Auf den ersten Blick könnte man denken, es hätte sich jemand einen Spaß erlaubt und einen gelben Wertstoffsack über ein Verkehrsschild gestülpt. Aber es sind doch viele Verkehrsschilder, die seit einigen Tagen verhüllt wurden. Viel zu viele. Die über die Verkehrszeichen gestülpten Säcke setzten diese nicht nur außer Funktion, sondern sind auch Werbeträger für ein Modellprojekt, das Oberbürgermeisterin Dagmar Mühlenfeld an der Seite von Verkehrsminister Lutz Lienenkämper und ADAC-Präsident Peter Meyer gestern am Heißener Markt eröffneten: Simply City. Der Verkehr soll für alle Verkehrsteilnehmer einfacher und überschaubarer werden. Der erste Schritt ist die Lichtung des Schilderwaldes. "Weniger ist mehr" steht auf dem Sack und die Internet-Adresse (www.muelheim-ruhr.simply-city.de), unter der alle Interessierten Informationen über das Projekt erhalten und in einem Diskussionsforum das Projekt mit eigenen Ideen bereichern können.

Eine stattliche Quote

40 Prozent der Verkehrsschilder seien generell verzichtbar, das sagt der ADAC seit Jahren etwas vollmundig. "Mehr als drei bis vier Schilder kann ein Autofahrer in einer Situation ohnehin nicht wahrnehmen", weiß ADAC-Präsident Peter Meyer. In den drei Projektregionen, Heißen-Mitte, Mellinghofer Straße und Leineweberstraße wurden in den vergangenen Tagen 350 Schilder verhangen, das sei mehr als die Hälfte in diesem Areal, sagt Roland Janßen vom Amt für Verkehrswesen Eine stattliche Quote.
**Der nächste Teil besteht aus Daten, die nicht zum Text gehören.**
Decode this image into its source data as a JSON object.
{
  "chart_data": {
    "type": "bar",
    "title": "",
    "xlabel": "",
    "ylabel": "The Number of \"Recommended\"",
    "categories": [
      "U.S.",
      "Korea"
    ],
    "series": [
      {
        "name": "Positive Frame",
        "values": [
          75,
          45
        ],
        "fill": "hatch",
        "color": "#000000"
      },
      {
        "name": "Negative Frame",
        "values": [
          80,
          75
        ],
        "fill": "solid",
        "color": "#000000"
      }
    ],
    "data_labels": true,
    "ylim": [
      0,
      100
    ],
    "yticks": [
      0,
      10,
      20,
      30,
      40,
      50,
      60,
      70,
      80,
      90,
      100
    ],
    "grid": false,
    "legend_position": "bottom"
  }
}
Eine Kommission, in der unter anderem auch die Polizei saß, hat die entsprechenden Schilder ausgewählt. "Die Verkehrssicherheit wird durch diesen Wegfall nicht beeinträchtigt", versichert Franz P. Linder vom Kölner Planungsbüro Südstadt, das den Prozess begleitet. Das zeigt schon das Demonstrationsobjekt für das obligatorische Minister-Foto. Das Schild weist auf den Fahrradweg hin, obwohl dieser durch eine andere Pflasterung inclusive Piktogramm deutlich erkennbar ist. Und auf der Rückseite wird ausdrücklich auf das offensichtliche Ende dieses Weges hingewiesen. "Nachdem die Schilder verdeckt wurden kann man sich gar nicht mehr vorstellen, auf was sie überhaupt hingewiesen haben. Das macht schon deutlich, wie überflüssig sie sind", stellt ein Beobachter fest.
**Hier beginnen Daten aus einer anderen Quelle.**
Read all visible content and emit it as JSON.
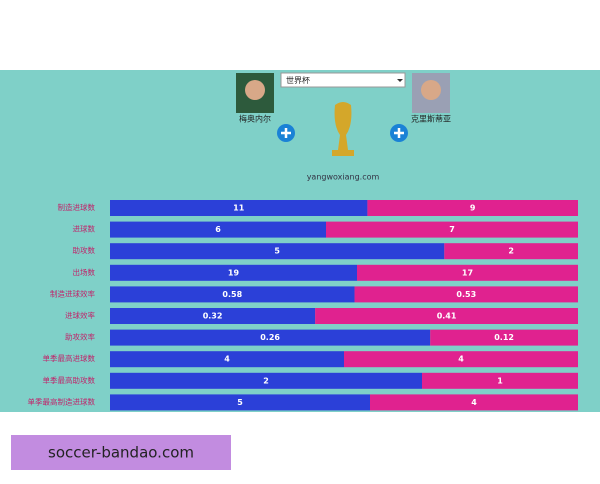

Auf Doppelbeschilderung wird verzichtet

Generell verzichtet wurde auf Doppelbeschilderung wie etwa das Gesperrt-Schild an beiden Straßenseiten; auf offensichtliche Hinweise wie das Sackgassenschild dort, wo das Ende der Straße schon leicht erkennbar ist; auf Schilder, die noch einmal ausdrücklich auf die geltenden Verkehrsregeln hinweisen, aber auch auf Werbetafeln. In Heißen wurde zudem eine Parkzone eingerichtet, die viele Parkverbotsschilder entbehrlich machte.

Die Hinweisschilder, die Bestand haben sollen, müssen schon eine Relevanz haben, findet Linder. Objektiv kann das nicht immer sein. Deshalb ist die Beteiligung der Bürger über Internet oder bei den Workshops so wichtig. Zumal in einer Stadt mit einem hohen Anteil von Senioren, die im Alter mobil bleiben wollen, ist das, wie Mühlenfeld weiß, eine Gratwanderung. Für jeden gibt es "gute und böse Schilder", wie Lienenkämper es nennt, eben wichtige und überflüssige. Wie die Verkehrsteilnehmer mit den neuen Situationen zurecht kommen, will die Stadt beobachten. Zudem wird es von der Uni Wuppertal wissenschaftlich begleitet. Für Meyer ist die beste Bewährungsprobe, "der mündige Autofahrer". Er werde sich schon beschweren, wenn etwas nicht ausreiche, ist er zuversichtlich.

Nach zwei Monaten soll Bilanz gezogen werden. Doch für Lindner ist das erst der Anfang: Im zweijährigen Projektzeitraum soll alles auf den Prüfstand, was das Vorankommen sämtlicher Verkehrsteilnehmer hemmt oder kompliziert macht. Dabei wird es auch um bauliche Veränderungen oder Ampeln gehen. Hartmut Minjoth vom ADAC denkt dabei ziemlich radikal. "Bevor man darüber diskutiert, wie man die Grünphasen verteilt, sollt man überlegen, ob man die Ampel überhaupt benötigt". In Köln etwa seien schon zahlreiche Signalanlagen abmontiert worden.